A supported datatyped literal has a type violation if its lexical form cannot be parsed according to the grammar associated with its datatype. Formally: $lex \notin {LEX}_{d}$ . Example: "nineteen hundred" violates the grammar of datatype xsd:gYear. However, "1900" does not violate that grammar.

Domain violation

A supported datatyped literal has a domain violation if its lexical form can be parsed according to the grammar associated with its datatype, but the parsed value violates some additional domain restriction. Formally: $lex \in {LEX}_{d} \land {L 2 V}_{d} (lex) \notin {VAL}_{d}$ . Example: "300000 0000" can be parsed according to the grammar for integer representations, but its value violates the maximum value restriction of datatype xsd:int. However, the same value does belong to the domain of xsd:integer which does not have a maximum value restriction.

Valid

Supported datatyped literals whose lexical form can be mapped to a value that satisfies all additional constraints for its datatype are valid. Formally: ${L 2 V}_{d} (lex) \in {VAL}_{d}$ . Valid literals are of higher quality than invalid ones because they expose more meaning, i.e., the RDF processor does not treat them as unknown names.

Underspecified

A valid datatyped literal is underspecified if its datatype is too generic. Example: the number of people in a group can be correctly represented by a literal with datatype xsd:integer. However, since a group cannot contain a negative number of people, it is more descriptive to use the datatype xsd:nonNegativeInteger instead. A special form of underspecification occurs when no explicit datatype is given and the datatype xsd:string is used as a default, even though a more descriptive datatype could have been chosen. An example of this is "2016"̂̂xsd:string. While this is a correct literal, "2016"̂̂xsd:gYear is more descriptive under the assumption that 2016 denotes a year in the Gregorian calendar. This quality issue is difficult to detect by automated means, because it relies on the intention of the original data creator.

Well-specified

A valid datatyped literal that is not underspecified.

Non-canonical

A non-canonical datatyped literal is a valid datatyped literal for which there are multiple ways in which the same value can be represented, and whose lexical form is not the one that is conventionally identified as the canonical one. Formally: $c_{d} ({L 2 V}_{d} (lex)) \neq lex$ . Example: "01"̂̂xsd:int and "1"̂̂xsd: int denote the same value but the former is non-canonical. Some datatype definitions do not include a canonical value-to-lexical mapping. For these datatypes we cannot determine whether their lexical values are canonical or not.

Canonical

A datatyped literal whose lexical form is canonical for the value denoted by that lexical form. Formally: $c_{d} ({L 2 V}_{d} (lex)) = lex$ .

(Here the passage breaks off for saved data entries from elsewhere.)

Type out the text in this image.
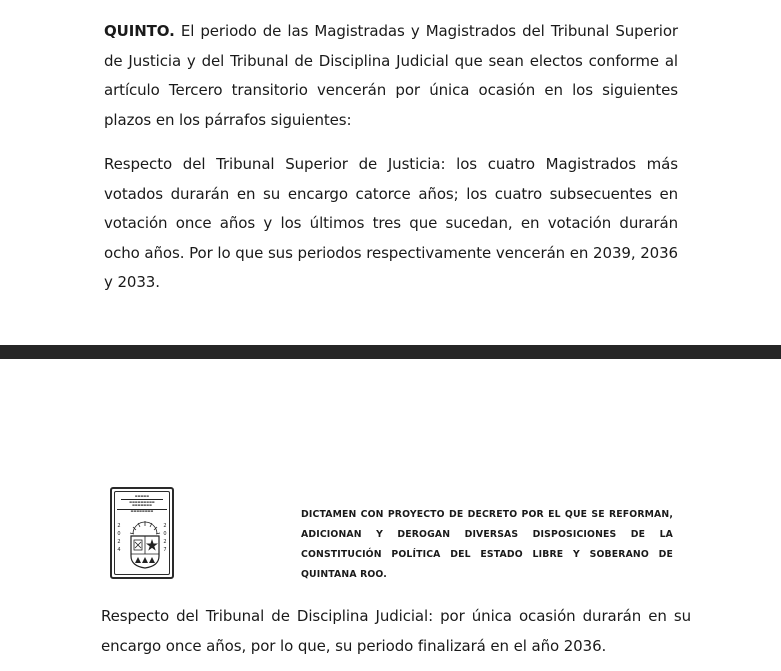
QUINTO. El periodo de las Magistradas y Magistrados del Tribunal Superior de Justicia y del Tribunal de Disciplina Judicial que sean electos conforme al artículo Tercero transitorio vencerán por única ocasión en los siguientes plazos en los párrafos siguientes:

Respecto del Tribunal Superior de Justicia: los cuatro Magistrados más votados durarán en su encargo catorce años; los cuatro subsecuentes en votación once años y los últimos tres que sucedan, en votación durarán ocho años. Por lo que sus periodos respectivamente vencerán en 2039, 2036 y 2033.

▬▬▬▬▬
▬▬▬▬▬▬▬▬▬
▬▬▬▬▬▬▬
▬▬▬▬▬▬▬▬
2
0
2
4
2
0
2
7

DICTAMEN CON PROYECTO DE DECRETO POR EL QUE SE REFORMAN, ADICIONAN Y DEROGAN DIVERSAS DISPOSICIONES DE LA CONSTITUCIÓN POLÍTICA DEL ESTADO LIBRE Y SOBERANO DE QUINTANA ROO.

Respecto del Tribunal de Disciplina Judicial: por única ocasión durarán en su encargo once años, por lo que, su periodo finalizará en el año 2036.
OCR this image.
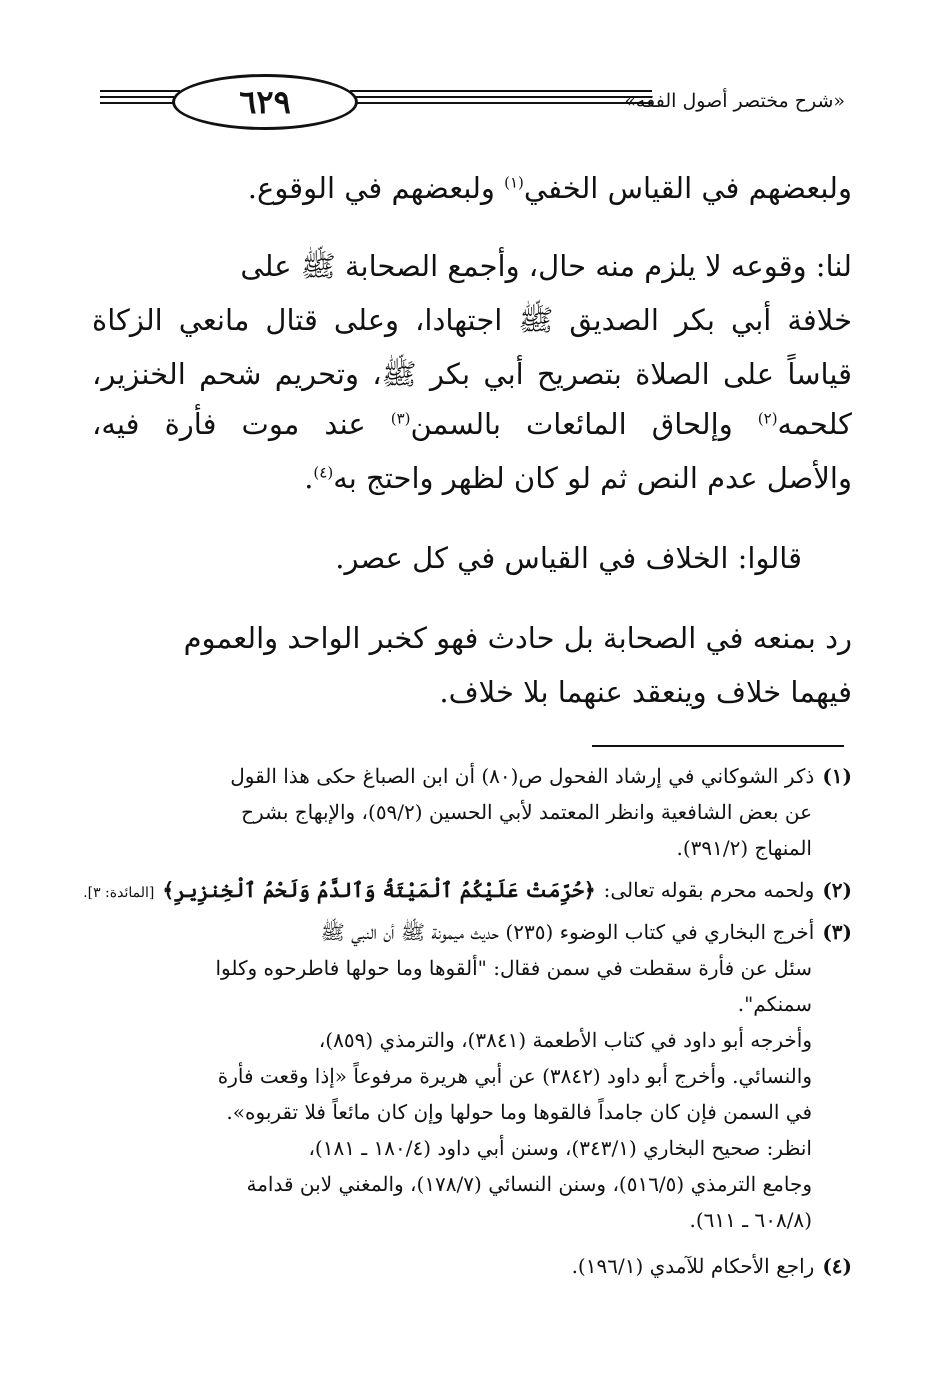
٦٢٩	«شرح مختصر أصول الفقه»
ولبعضهم في القياس الخفي$^{(١)}$ ولبعضهم في الوقوع.
لنا: وقوعه لا يلزم منه حال، وأجمع الصحابة ﷺ على
خلافة أبي بكر الصديق ﷺ اجتهادا، وعلى قتال مانعي الزكاة
قياساً على الصلاة بتصريح أبي بكر ﷺ، وتحريم شحم الخنزير،
كلحمه$^{(٢)}$ وإلحاق المائعات بالسمن$^{(٣)}$ عند موت فأرة فيه،
والأصل عدم النص ثم لو كان لظهر واحتج به$^{(٤)}$.
قالوا: الخلاف في القياس في كل عصر.
رد بمنعه في الصحابة بل حادث فهو كخبر الواحد والعموم
فيهما خلاف وينعقد عنهما بلا خلاف.
(١)ذكر الشوكاني في إرشاد الفحول ص(٨٠) أن ابن الصباغ حكى هذا القول
عن بعض الشافعية وانظر المعتمد لأبي الحسين (٥٩/٢)، والإبهاج بشرح
المنهاج (٣٩١/٢).
(٢)ولحمه محرم بقوله تعالى:﴿حُرِّمَتْ عَلَيْكُمُ ٱلْمَيْتَةُ وَٱلدَّمُ وَلَحْمُ ٱلْخِنزِيرِ﴾[المائدة: ٣].
(٣)أخرج البخاري في كتاب الوضوء (٢٣٥) حديث ميمونة ﷺ أن النبي ﷺ
سئل عن فأرة سقطت في سمن فقال: "ألقوها وما حولها فاطرحوه وكلوا
سمنكم".
وأخرجه أبو داود في كتاب الأطعمة (٣٨٤١)، والترمذي (٨٥٩)،
والنسائي. وأخرج أبو داود (٣٨٤٢) عن أبي هريرة مرفوعاً «إذا وقعت فأرة
في السمن فإن كان جامداً فالقوها وما حولها وإن كان مائعاً فلا تقربوه».
انظر: صحيح البخاري (٣٤٣/١)، وسنن أبي داود (١٨٠/٤ ـ ١٨١)،
وجامع الترمذي (٥١٦/٥)، وسنن النسائي (١٧٨/٧)، والمغني لابن قدامة
(٦٠٨/٨ ـ ٦١١).
(٤)راجع الأحكام للآمدي (١٩٦/١).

Language-tagged strings are sufficiently different from datatyped literals to receive their own quality categories. Specifically, language-tagged strings cannot be undefined (‘Undefined’ in Fig. 1) because datatype IRI rdf:langString is not supposed to denote a datatype. In addition, their validity (‘Valid’ in Fig. 1) cannot be defined in terms of a lexical-to-value mapping because such a mapping does not exist for language-tagged strings. We can distinguish the following quality categories for language-tagged strings:

Invalid

A language-tagged string is invalid if its language tag violates the grammar specified in RFC 5646 (BCP 47). Example: en-US is a well-formed language tag, but english is malformed. It is also possible for the lexical form to be invalid, e.g., when a typo or a grammatical mistake was made.

Valid

A language-tagged string is valid if it is not malformed/invalid.

Unregistered

A well-formed language-tagged string is unregistered if the subtags of which its language tag is composed are not registered in the IANA Language Subtag Registry.9

⁹
See http://www.iana.org/assignments/language-subtag-registry/language-subtag-registry.
If only some subtags are not registered then the language-tagged string is partially unregistered.
Registered
A well-formed language-tagged string is registered if it is not partially unregistered.
Inconsistent
Since the values of language-tagged strings are pairs of strings and language tags, it is possible for the string to contain content that is not (primarily) encoded in the natural language denoted by the language tag. If this occurs then the string and language tag are inconsistent. Example: in language-tagged string "affe"@en the string "affe" is correct and the language tag en is both valid and registered, but the word ‘affe’ is a commonly used word in the German language (denoted by de) but not the English language (denoted by en).
Consistent
A registered language-tagged string whose lexical form is a valid string in the language denoted by the language tag.
Underspecified
Underspecification occurs when the language tag of a language-tagged string is correct, but there exists a more specific language tag that is also correct. For example, "color"@en can be more descriptively represented as "color"@en-US. As with underspecified datatyped literals, this quality issue is difficult to detect by automated means.
Well-specified
A consistent language-tagged string that is not underspecified.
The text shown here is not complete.